Severe Water Shortages Emerge Across South America's Lithium Triangle
Picture the windswept plateaus between Chile, Argentina, and Bolivia. This patch of high-altitude land, known as the Lithium Triangle, holds some of the world’s biggest reserves of lithium—key to powering electric cars and smartphones. But hidden beneath this rush for 'green gold' is a water crisis that few expected to be this extreme.
Researchers just presented eye-opening findings in Communications Earth & Environment, throwing a spotlight on how low freshwater availability really is here. Their fieldwork stretched across 28 closed basins—something like vast bowls where water, once inside, has nowhere to escape. The trickle of new water feeding these systems? Just 2 to 33 millimeters per year on average. That’s not even close to the numbers most global water models pump out, which usually predict anything from 90 to 230 millimeters each year.

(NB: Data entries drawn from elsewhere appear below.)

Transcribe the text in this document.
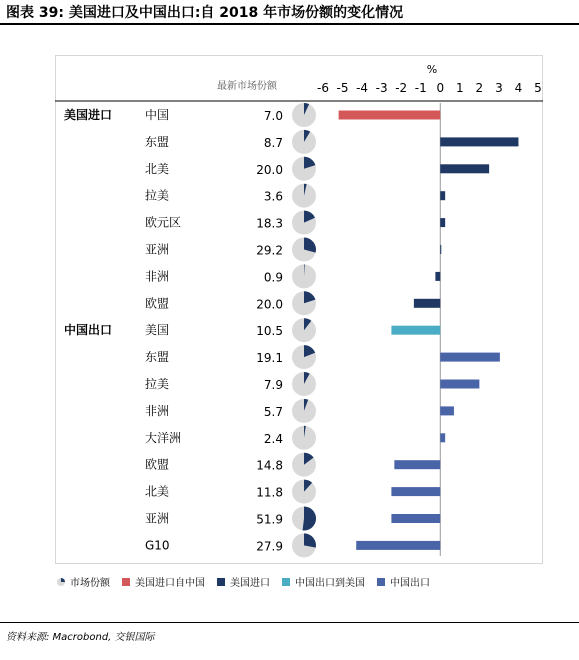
图表 39: 美国进口及中国出口:自 2018 年市场份额的变化情况
%
最新市场份额	-6 -5 -4 -3 -2 -1 0 1 2 3 4 5
美国进口	中国	7.0
东盟	8.7
北美	20.0
拉美	3.6
欧元区	18.3
亚洲	29.2
非洲	0.9
欧盟	20.0
中国出口	美国	10.5
东盟	19.1
拉美	7.9
非洲	5.7
大洋洲	2.4
欧盟	14.8
北美	11.8
亚洲	51.9
G10	27.9
市场份额	美国进口自中国	美国进口	中国出口到美国	中国出口
资料来源: Macrobond, 交银国际
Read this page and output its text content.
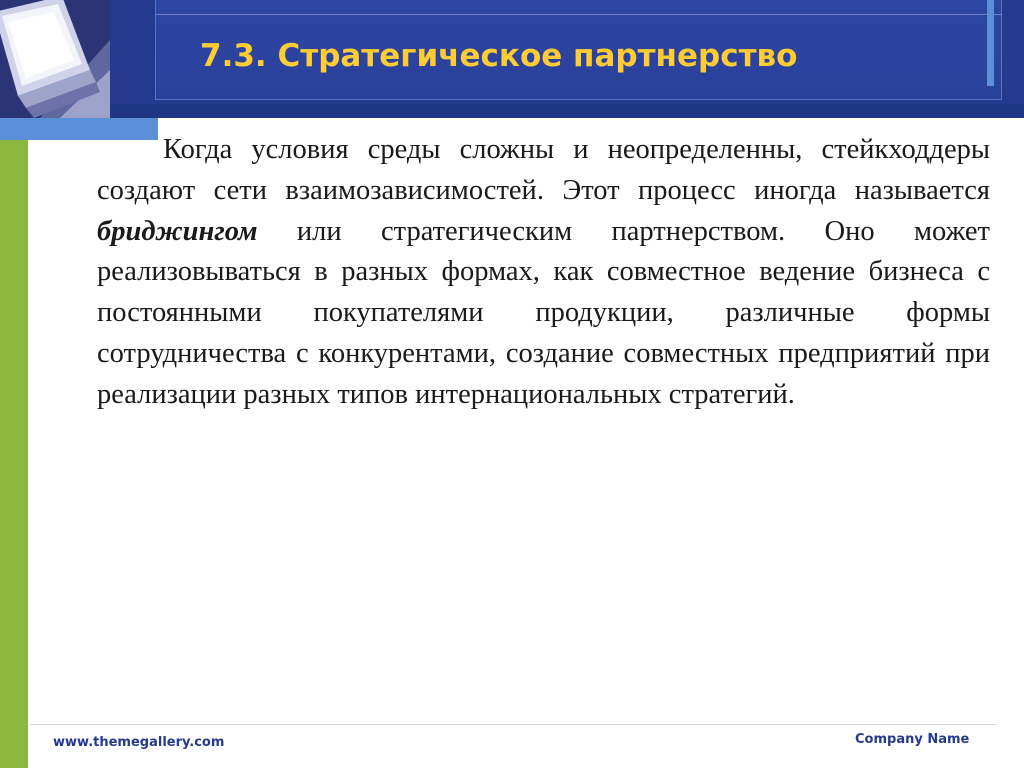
7.3. Стратегическое партнерство

Когда условия среды сложны и неопределенны, стейкходдеры создают сети взаимозависимостей. Этот процесс иногда называется бриджингом или стратегическим партнерством. Оно может реализовываться в разных формах, как совместное ведение бизнеса с постоянными покупателями продукции, различные формы сотрудничества с конкурентами, создание совместных предприятий при реализации разных типов интернациональных стратегий.

www.themegallery.com	Company Name
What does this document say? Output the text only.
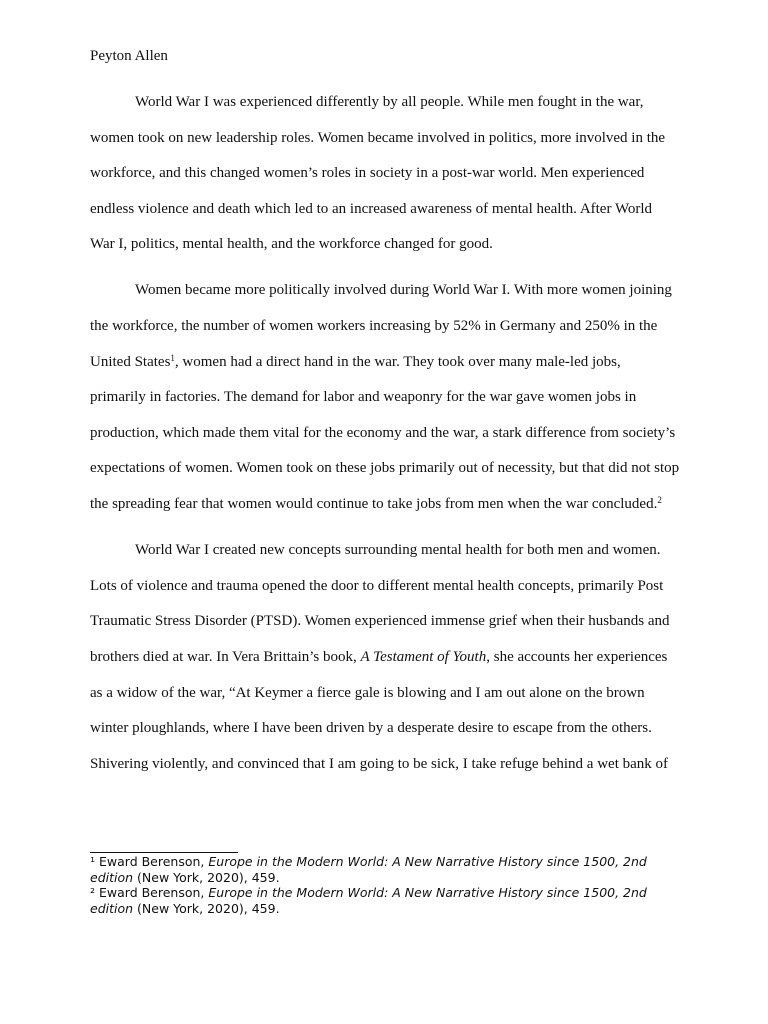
Peyton Allen

World War I was experienced differently by all people. While men fought in the war, women took on new leadership roles. Women became involved in politics, more involved in the workforce, and this changed women’s roles in society in a post-war world. Men experienced endless violence and death which led to an increased awareness of mental health. After World War I, politics, mental health, and the workforce changed for good.

Women became more politically involved during World War I. With more women joining the workforce, the number of women workers increasing by 52% in Germany and 250% in the United States$^1$, women had a direct hand in the war. They took over many male-led jobs, primarily in factories. The demand for labor and weaponry for the war gave women jobs in production, which made them vital for the economy and the war, a stark difference from society’s expectations of women. Women took on these jobs primarily out of necessity, but that did not stop the spreading fear that women would continue to take jobs from men when the war concluded.$^2$

World War I created new concepts surrounding mental health for both men and women. Lots of violence and trauma opened the door to different mental health concepts, primarily Post Traumatic Stress Disorder (PTSD). Women experienced immense grief when their husbands and brothers died at war. In Vera Brittain’s book, A Testament of Youth, she accounts her experiences as a widow of the war, “At Keymer a fierce gale is blowing and I am out alone on the brown winter ploughlands, where I have been driven by a desperate desire to escape from the others. Shivering violently, and convinced that I am going to be sick, I take refuge behind a wet bank of

¹ Eward Berenson, Europe in the Modern World: A New Narrative History since 1500, 2nd edition (New York, 2020), 459.

² Eward Berenson, Europe in the Modern World: A New Narrative History since 1500, 2nd edition (New York, 2020), 459.
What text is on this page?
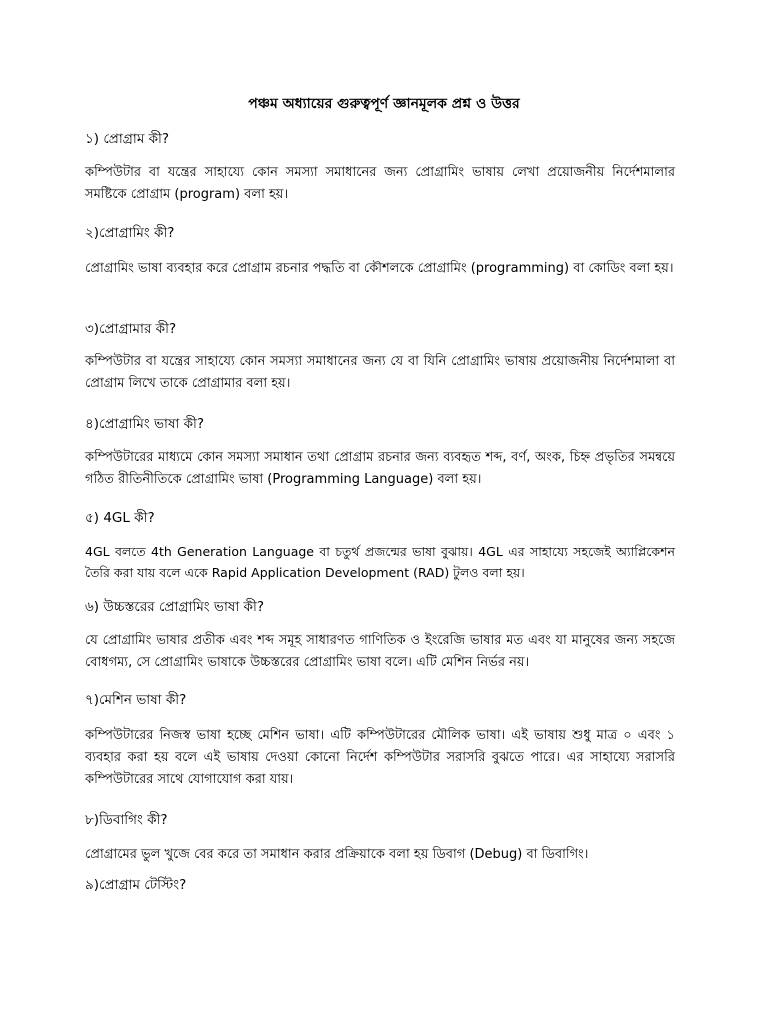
পঞ্চম অধ্যায়ের গুরুত্বপূর্ণ জ্ঞানমূলক প্রশ্ন ও উত্তর
১) প্রোগ্রাম কী?
কম্পিউটার বা যন্ত্রের সাহায্যে কোন সমস্যা সমাধানের জন্য প্রোগ্রামিং ভাষায় লেখা প্রয়োজনীয় নির্দেশমালার সমষ্টিকে প্রোগ্রাম (program) বলা হয়।
২)প্রোগ্রামিং কী?
প্রোগ্রামিং ভাষা ব্যবহার করে প্রোগ্রাম রচনার পদ্ধতি বা কৌশলকে প্রোগ্রামিং (programming) বা কোডিং বলা হয়।
৩)প্রোগ্রামার কী?
কম্পিউটার বা যন্ত্রের সাহায্যে কোন সমস্যা সমাধানের জন্য যে বা যিনি প্রোগ্রামিং ভাষায় প্রয়োজনীয় নির্দেশমালা বা প্রোগ্রাম লিখে তাকে প্রোগ্রামার বলা হয়।
৪)প্রোগ্রামিং ভাষা কী?
কম্পিউটারের মাধ্যমে কোন সমস্যা সমাধান তথা প্রোগ্রাম রচনার জন্য ব্যবহৃত শব্দ, বর্ণ, অংক, চিহ্ন প্রভৃতির সমন্বয়ে গঠিত রীতিনীতিকে প্রোগ্রামিং ভাষা (Programming Language) বলা হয়।
৫) 4GL কী?
4GL বলতে 4th Generation Language বা চতুর্থ প্রজন্মের ভাষা বুঝায়। 4GL এর সাহায্যে সহজেই অ্যাপ্লিকেশন তৈরি করা যায় বলে একে Rapid Application Development (RAD) টুলও বলা হয়।
৬) উচ্চস্তরের প্রোগ্রামিং ভাষা কী?
যে প্রোগ্রামিং ভাষার প্রতীক এবং শব্দ সমূহ সাধারণত গাণিতিক ও ইংরেজি ভাষার মত এবং যা মানুষের জন্য সহজে বোধগম্য, সে প্রোগ্রামিং ভাষাকে উচ্চস্তরের প্রোগ্রামিং ভাষা বলে। এটি মেশিন নির্ভর নয়।
৭)মেশিন ভাষা কী?
কম্পিউটারের নিজস্ব ভাষা হচ্ছে মেশিন ভাষা। এটি কম্পিউটারের মৌলিক ভাষা। এই ভাষায় শুধু মাত্র ০ এবং ১ ব্যবহার করা হয় বলে এই ভাষায় দেওয়া কোনো নির্দেশ কম্পিউটার সরাসরি বুঝতে পারে। এর সাহায্যে সরাসরি কম্পিউটারের সাথে যোগাযোগ করা যায়।
৮)ডিবাগিং কী?
প্রোগ্রামের ভুল খুজে বের করে তা সমাধান করার প্রক্রিয়াকে বলা হয় ডিবাগ (Debug) বা ডিবাগিং।
৯)প্রোগ্রাম টেস্টিং?
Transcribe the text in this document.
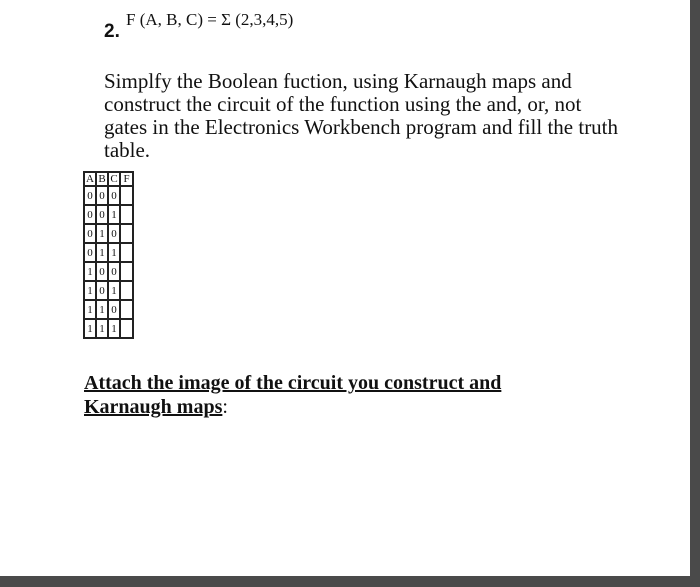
2.
F (A, B, C) = Σ (2,3,4,5)
Simplfy the Boolean fuction, using Karnaugh maps and construct the circuit of the function using the and, or, not gates in the Electronics Workbench program and fill the truth table.
A	B	C	F
0	0	0	
0	0	1	
0	1	0	
0	1	1	
1	0	0	
1	0	1	
1	1	0	
1	1	1	
Attach the image of the circuit you construct and Karnaugh maps:
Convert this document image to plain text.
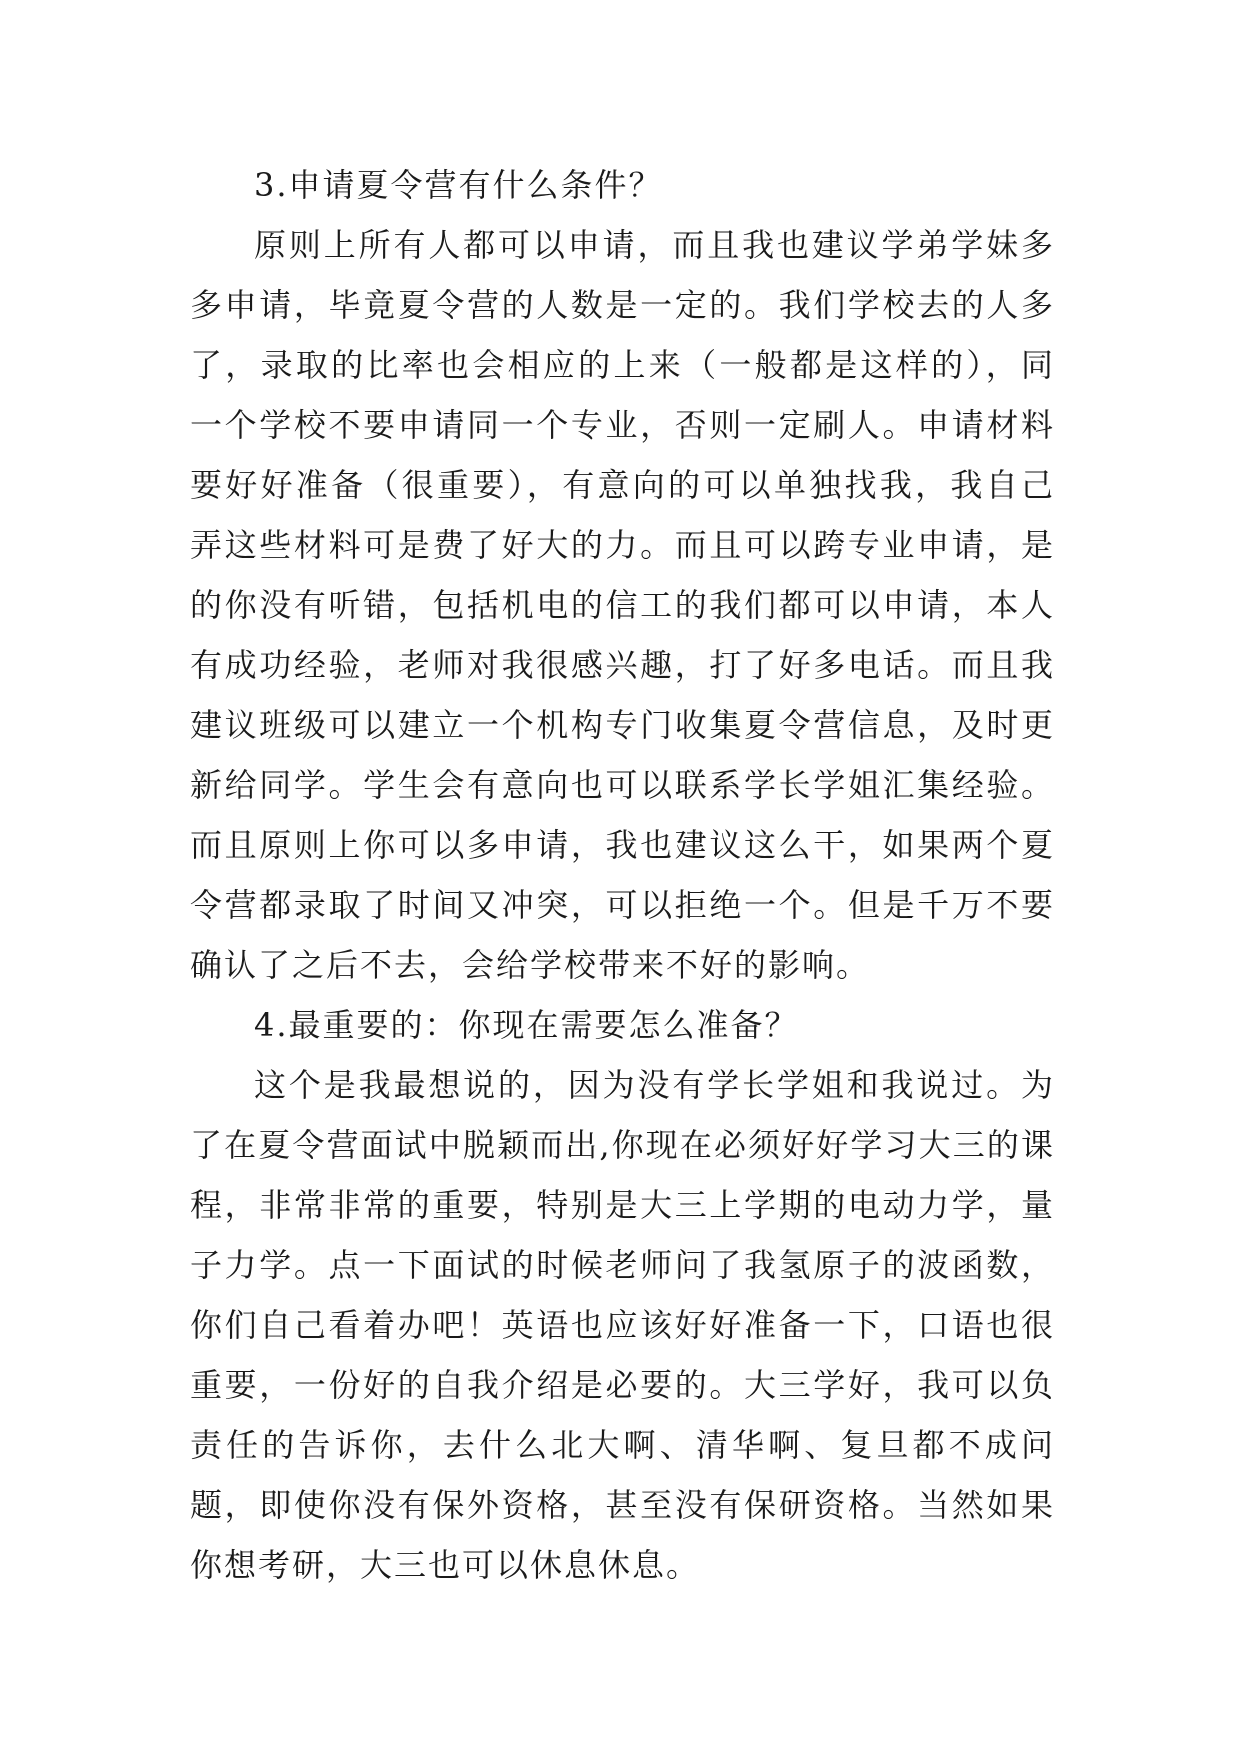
3.申请夏令营有什么条件？

原则上所有人都可以申请，而且我也建议学弟学妹多多申请，毕竟夏令营的人数是一定的。我们学校去的人多了，录取的比率也会相应的上来（一般都是这样的），同一个学校不要申请同一个专业，否则一定刷人。申请材料要好好准备（很重要），有意向的可以单独找我，我自己弄这些材料可是费了好大的力。而且可以跨专业申请，是的你没有听错，包括机电的信工的我们都可以申请，本人有成功经验，老师对我很感兴趣，打了好多电话。而且我建议班级可以建立一个机构专门收集夏令营信息，及时更新给同学。学生会有意向也可以联系学长学姐汇集经验。而且原则上你可以多申请，我也建议这么干，如果两个夏令营都录取了时间又冲突，可以拒绝一个。但是千万不要确认了之后不去，会给学校带来不好的影响。

4.最重要的：你现在需要怎么准备？

这个是我最想说的，因为没有学长学姐和我说过。为了在夏令营面试中脱颖而出,你现在必须好好学习大三的课程，非常非常的重要，特别是大三上学期的电动力学，量子力学。点一下面试的时候老师问了我氢原子的波函数，你们自己看着办吧！英语也应该好好准备一下，口语也很重要，一份好的自我介绍是必要的。大三学好，我可以负责任的告诉你，去什么北大啊、清华啊、复旦都不成问题，即使你没有保外资格，甚至没有保研资格。当然如果你想考研，大三也可以休息休息。
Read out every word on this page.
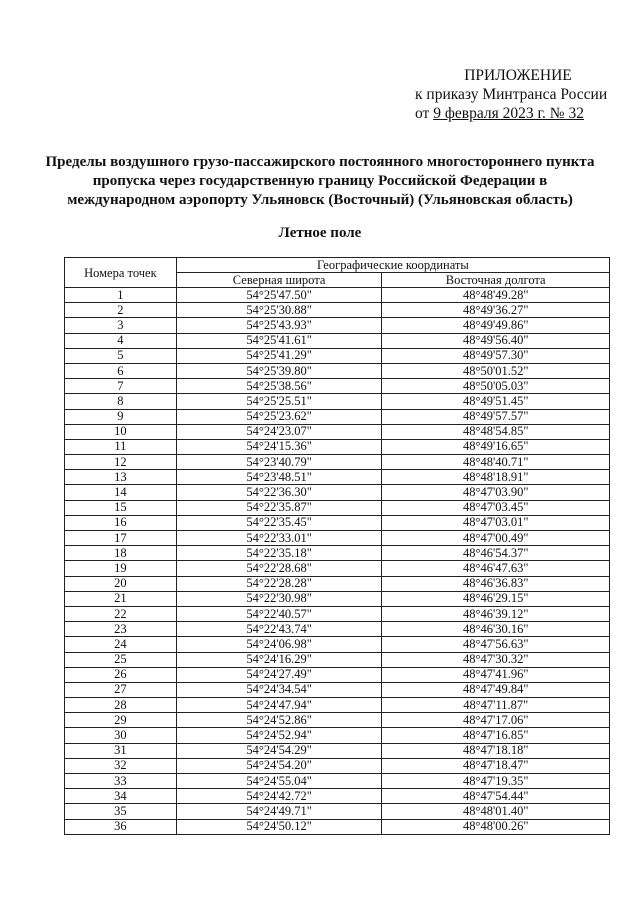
ПРИЛОЖЕНИЕ
к приказу Минтранса России
от 9 февраля 2023 г. № 32
Пределы воздушного грузо-пассажирского постоянного многостороннего пункта пропуска через государственную границу Российской Федерации в международном аэропорту Ульяновск (Восточный) (Ульяновская область)
Летное поле
Номера точек	Географические координаты	
	Северная широта	Восточная долгота
1	54°25'47.50"	48°48'49.28"
2	54°25'30.88"	48°49'36.27"
3	54°25'43.93"	48°49'49.86"
4	54°25'41.61"	48°49'56.40"
5	54°25'41.29"	48°49'57.30"
6	54°25'39.80"	48°50'01.52"
7	54°25'38.56"	48°50'05.03"
8	54°25'25.51"	48°49'51.45"
9	54°25'23.62"	48°49'57.57"
10	54°24'23.07"	48°48'54.85"
11	54°24'15.36"	48°49'16.65"
12	54°23'40.79"	48°48'40.71"
13	54°23'48.51"	48°48'18.91"
14	54°22'36.30"	48°47'03.90"
15	54°22'35.87"	48°47'03.45"
16	54°22'35.45"	48°47'03.01"
17	54°22'33.01"	48°47'00.49"
18	54°22'35.18"	48°46'54.37"
19	54°22'28.68"	48°46'47.63"
20	54°22'28.28"	48°46'36.83"
21	54°22'30.98"	48°46'29.15"
22	54°22'40.57"	48°46'39.12"
23	54°22'43.74"	48°46'30.16"
24	54°24'06.98"	48°47'56.63"
25	54°24'16.29"	48°47'30.32"
26	54°24'27.49"	48°47'41.96"
27	54°24'34.54"	48°47'49.84"
28	54°24'47.94"	48°47'11.87"
29	54°24'52.86"	48°47'17.06"
30	54°24'52.94"	48°47'16.85"
31	54°24'54.29"	48°47'18.18"
32	54°24'54.20"	48°47'18.47"
33	54°24'55.04"	48°47'19.35"
34	54°24'42.72"	48°47'54.44"
35	54°24'49.71"	48°48'01.40"
36	54°24'50.12"	48°48'00.26"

This difference isn’t just a technical detail. If the models are wrong—and according to this study, they are—then nearly all water planning for the region is built on sand. Out of those 28 basins, the researchers say 27 should be labeled 'critically water scarce.' And this is before the demands of more mining—or even local agriculture and drinking needs—are factored in.

Lithium Extraction's Huge Thirst and Ripple Effects
Mining lithium out here isn’t easy or gentle. It takes about 2 million liters of water to extract just one ton. Most of this water is lost for good. The standard process involves pumping brine to the surface and leaving it in sprawling evaporation ponds. Take the Salar de Atacama in Chile: it covers nearly 50 square kilometers with these shallow ponds. Argentina’s Salar de Olaroz isn’t small either, stretching across 12 square kilometers. Multiply this across the region and you have evaporation ponds as far as the eye can see, sucking moisture out of an already bone-dry landscape.
This thirst isn’t just a theoretical problem for accountants to fuss over. Flamingo populations flock to these basins, depending on hypersaline wetlands that are now shrinking. Indigenous communities—many of whom have lived beside these salt flats for generations—see their access to fresh water and traditional lands threatened. Arguments over water rights and environmental justice are heating up alongside lithium production schedules.
The study’s authors, led by Alexander Kirshen and David Boutt from UMass Amherst, say we’re looking at a wakeup call for how water scarcity is calculated in mountain deserts. Global hydrological models, they point out, simply don’t work in these high, dry places. Big decisions about mining are being made with bad maps and broken compasses.
What does this mean for the future? This fresh research suggests that rushing blindly into more lithium extraction could turn a tight water situation into an all-out crisis. Unless local authorities and mining companies start looking at conditions basin by basin—with real, on-the-ground measurements—everyone from miners to flamingos and herders is set to lose out.